On April 21, BTC surged past $87,000, sparking fresh market speculation. At the same time, ETH climbed above $1,600 and SOL topped $140, while altcoins posted modest gains, all pointing toward evidence of a robust rebound. According to CoinGlass, 24-hour liquidations across all open futures positions reached $220 million, including $142 million in shorts. Yet despite Bitcoin's volatile upswing, global macroeconomic uncertainty continues to weigh on sentiment. Federal Reserve policy, the administration's tariff policies, and other factors have created a complex backdrop. Investors are now asking: will Bitcoin keep rising? When will Q2's turning point arrive? This article analyzes Bitcoin's current situation and outlook from three angles: the macroeconomic environment, present market conditions, and institutional perspectives.
Current market uncertainty stems mainly from policy developments, especially the latest drama surrounding the Federal Reserve and U.S. trade policy. Fed Chair Jerome Powell recently reaffirmed a hawkish stance, stating that even amid sharp market volatility, the Fed will not intervene lightly. That statement disappointed investors expecting a policy shift and put downward pressure on risk assets, making sentiment more cautious.
At the same time, President Trump's recent comments on tariffs hinted at a thaw, in which he said U.S.-China tariff increases “may soon end." However, the policy outlook remains unclear and these statements have not materially eased the market's anxiety. This high level of macro uncertainty has driven safe-haven assets higher, as spot gold hit a record $3,364 per ounce, while crypto markets have oscillated without establishing a clear trend.
Overall, the Fed's tightening bias and the ambiguity of trade policy are profoundly affecting global markets, especially Bitcoin and other crypto assets. Policy direction has become the key variable, and until clearer signals emerge, market sentiment is likely to remain in a holding pattern.
Bitcoin's recent surge past $87,000 represents a critical inflection point. Some investors view this breakout as the potential start of a new bull market. On-chain data show that "whales" continue to accumulate: wallets holding between 10 and 10,000 BTC now control roughly 67.77% of the total supply, and since March 22 they have added over 53,600 BTC. This large-holder behavior underscores their bullish outlook on Bitcoin's next moves.
However, the rebound rests on a fragile foundation. Matrixport's report notes that for Bitcoin's rally to sustain, several catalysts must align:
The Federal Reserve signaling a dovish shift or beginning rate cuts
Increased stablecoin liquidity and higher leverage activity
A resurgence of macro liquidity via global monetary easing or fiscal stimulus
In the near term, these drivers have not fully materialized. As a result, the current upswing is more likely a short-lived rebound than a lasting trend reversal.

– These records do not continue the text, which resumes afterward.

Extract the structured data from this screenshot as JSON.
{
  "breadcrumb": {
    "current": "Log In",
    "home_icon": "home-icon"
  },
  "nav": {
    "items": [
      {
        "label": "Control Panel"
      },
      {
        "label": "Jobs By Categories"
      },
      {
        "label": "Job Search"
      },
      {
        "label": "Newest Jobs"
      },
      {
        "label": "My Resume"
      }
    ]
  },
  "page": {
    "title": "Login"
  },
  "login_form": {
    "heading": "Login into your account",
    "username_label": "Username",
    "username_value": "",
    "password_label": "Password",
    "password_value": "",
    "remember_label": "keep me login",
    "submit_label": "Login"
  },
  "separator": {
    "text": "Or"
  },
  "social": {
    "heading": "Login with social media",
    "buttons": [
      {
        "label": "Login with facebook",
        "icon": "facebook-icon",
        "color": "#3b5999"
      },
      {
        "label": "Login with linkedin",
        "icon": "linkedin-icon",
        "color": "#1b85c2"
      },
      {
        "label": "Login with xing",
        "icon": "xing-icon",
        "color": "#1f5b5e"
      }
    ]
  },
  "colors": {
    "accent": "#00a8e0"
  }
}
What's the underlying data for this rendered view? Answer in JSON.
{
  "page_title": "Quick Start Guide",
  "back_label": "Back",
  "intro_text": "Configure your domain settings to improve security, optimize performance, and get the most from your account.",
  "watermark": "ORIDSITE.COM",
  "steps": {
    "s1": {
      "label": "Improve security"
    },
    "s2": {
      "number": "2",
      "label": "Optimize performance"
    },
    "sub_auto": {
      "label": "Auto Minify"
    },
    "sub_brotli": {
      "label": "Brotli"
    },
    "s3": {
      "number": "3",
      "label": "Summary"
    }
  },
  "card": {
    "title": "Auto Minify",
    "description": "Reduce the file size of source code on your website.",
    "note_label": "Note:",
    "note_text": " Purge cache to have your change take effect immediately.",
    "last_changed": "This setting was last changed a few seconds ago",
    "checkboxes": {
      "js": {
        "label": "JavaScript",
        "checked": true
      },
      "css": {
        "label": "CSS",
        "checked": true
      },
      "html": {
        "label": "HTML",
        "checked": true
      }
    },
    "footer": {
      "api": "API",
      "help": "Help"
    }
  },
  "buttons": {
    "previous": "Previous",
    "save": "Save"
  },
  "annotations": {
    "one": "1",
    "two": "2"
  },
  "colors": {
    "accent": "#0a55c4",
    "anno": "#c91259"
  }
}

Although market sentiment has turned positive, not all analysts share a bullish outlook on Bitcoin's next move. Institutions are split on whether this marks the start of a new bull run or simply the end of a consolidation phase.
Bullish camp: Chris Burniske, partner at Placeholder, predicts Bitcoin will hit fresh all-time highs over the next few quarters. He warns investors to take profits when the market overheats and to maintain a disciplined pace.
Optimism from Bitwise: Matt Hougan, CIO of Bitwise, is likewise upbeat about Q2. He points to three key drivers: expanding global money supply, a record high of stablecoin assets under management, and an improving U.S. regulatory backdrop, which could push the market into a sustained uptrend.
Real Vision's view: Real Vision founder recently overlaid Bitcoin's price against global M2 liquidity in a chart, arguing that Bitcoin should rise in step with broader money-supply growth.
On the other hand, the cautious camp sees the market still sitting near its cycle high. Markus Thielen of 10x Research points out that Bitcoin's "stochastic oscillator" indicator currently exhibits characteristics of a cycle top. He warns that, despite widespread hopes for new highs by mid-year, it is more likely the market will enter a prolonged consolidation phase, trading sideways at elevated levels, rather than launching a fresh bull run.
David Duong, Head of Research at Coinbase, noted in his latest monthly report that the market may test its lows in the middle to late second quarter of 2025, setting the stage for a recovery in the third quarter. He recommends that investors maintain a defensive posture in risk assets during this period to weather potential volatility.
In this volatily environment, investors should maintain vigilance and respond adaptively with their approach as conditions evolve, rather than pursue outsized gains indiscriminately. Establishing a disciplined framework is critical: define and set clear stop-limit thresholds, scale into positions incrementally, and realize profits systematically. Employing tools such as price alerts and limit orders can improve execution and bolster risk management. By combining rigor with flexibility, market participants can navigate volatility more effectively and capitalize on genuine structural opportunities.
Disclaimer: This material does not constitute advice on investments, taxes, legal matters, finance, accounting, or any other professional services, nor is it an offer to buy, sell, or hold any asset. MEXC Learn provides this information for reference only and does not constitute investment advice. Please ensure you fully understand the risks involved and invest cautiously. All investment decisions and outcomes are the sole responsibility of the user.